While in certain circles you would need to drop names, in Bangalore you can hold an audience by merely charting a route through lesser known back alleys with fewer signals, connecting point A to point B, bypassing clogged thoroughfares and current route diversions. The city is probably an ideal candidate for an IBM intelligent transportation solution.
For the 2,000 or so parents of Baldwin Girls High School, situated in the heart of the Central Business District, whose children travel by the school bus, the daily anxiety takes a toll. Kids have to reach homes 15 kilometers away–over an hour under typical conditions, and if the bus is delayed parents waiting at bus stops or homes often fight a barrage of frightening thoughts.
Calling up the driver is an option but with his immediate responsibility in hand, the calls–especially on the really dire days–many times go unanswered. This would lead to frantic calls to the school office. And other than words of wishful comfort, their only visibility also depended on talking to the driver.
About a year back, a Bangalore-based technology vendor brought a proposal: tracking every bus on its daily route and sending real-time text messages to parents’ cell phones keeping them informed about the journey and the estimated time of arrival at a particular stop.
The proof of concept was soon implemented as a free service to parents. In the mornings, 5 to 10 minutes before the bus would arrive, there were a series of text messages tracking its progress and giving an ETA for the specific stop. Similarly in the evening from the time the bus left the school until it reached the particular stop, text messages would sequentially track the progress. Each parent received the alert for his or her particular stop.

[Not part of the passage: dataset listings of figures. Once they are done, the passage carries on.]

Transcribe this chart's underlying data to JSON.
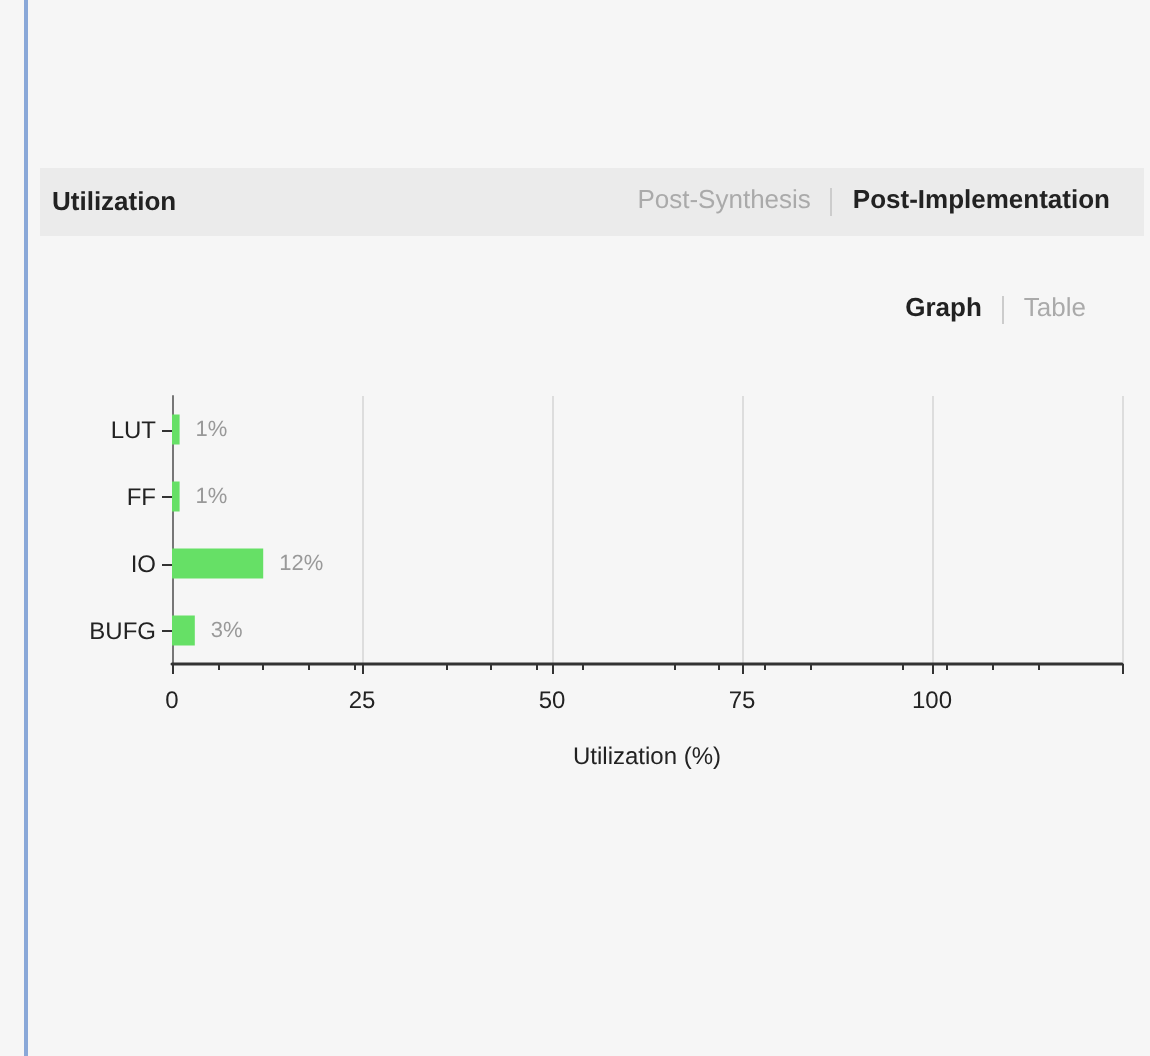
{
  "chart_data": {
    "type": "bar",
    "orientation": "horizontal",
    "title": "Utilization",
    "categories": [
      "LUT",
      "FF",
      "IO",
      "BUFG"
    ],
    "values": [
      1,
      1,
      12,
      3
    ],
    "color": "#66e066",
    "value_labels": [
      "1%",
      "1%",
      "12%",
      "3%"
    ],
    "xlabel": "Utilization (%)",
    "xlim": [
      0,
      125
    ],
    "xticks": [
      0,
      25,
      50,
      75,
      100,
      {
        "value": 125,
        "label": null
      }
    ],
    "grid": "x",
    "annotations": [
      "Post-Synthesis",
      "Post-Implementation",
      "Graph",
      "Table"
    ]
  }
}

Parents who had to juggle tasks and chores before reaching the bus stop now had peace of mind. They could time their pickup. Also delays because of traffic conditions were broadcast in real-time.
After a month of free trial, parents could register for continuing daily updates at a 10 percent additional surcharge to the monthly transportation fees.
The Cloud Solution
As a parent and a recent follower of cloud computing, curiosity led me to Google the solution. And to my surprise it turned out to be cloud-based. Seems the idea was conceived by the vendor in 2009 and took 18 months to develop.
Using an IaaS from a public cloud provider seemed to work to the entrepreneur’s requirements:
- Saved Capex on a new product development.
- Flexibility to scale as per business requirements, proportional to the number of schools joining the program.
- Data with limited security risks; cellphone numbers of a subset of parents is probably the most sensitive data.
- Monthly service charge, reasonably low to ensure continued subscription by parents.
As an added feature, an Android app was subsequently introduced to trace the bus on your phone.
The Cloud Economics
Among the competitors to this particular vendor; one is a telecom major (revenue: US$ 580.76 million) leveraging cell-sites in the city to offer GPS tracking services. This offering has the most economic monthly service fee, but sans bells and whistles like fuel-level monitors, which benefit the school administration.
Another is a global SI and consulting enterprise (41,000 employees) offering a SaaS model, which proves to be more expensive for the parents.
A third competitor is a 10-employee shop and still testing the waters in the city.
Whether cloud is a game-changer in this particular solution area is open to discussion, but it seems to have given a platform for the small and medium entrepreneur with ideas to hit the ground running and pitch his value proposition to the market, without worrying about the baggage of infrastructure.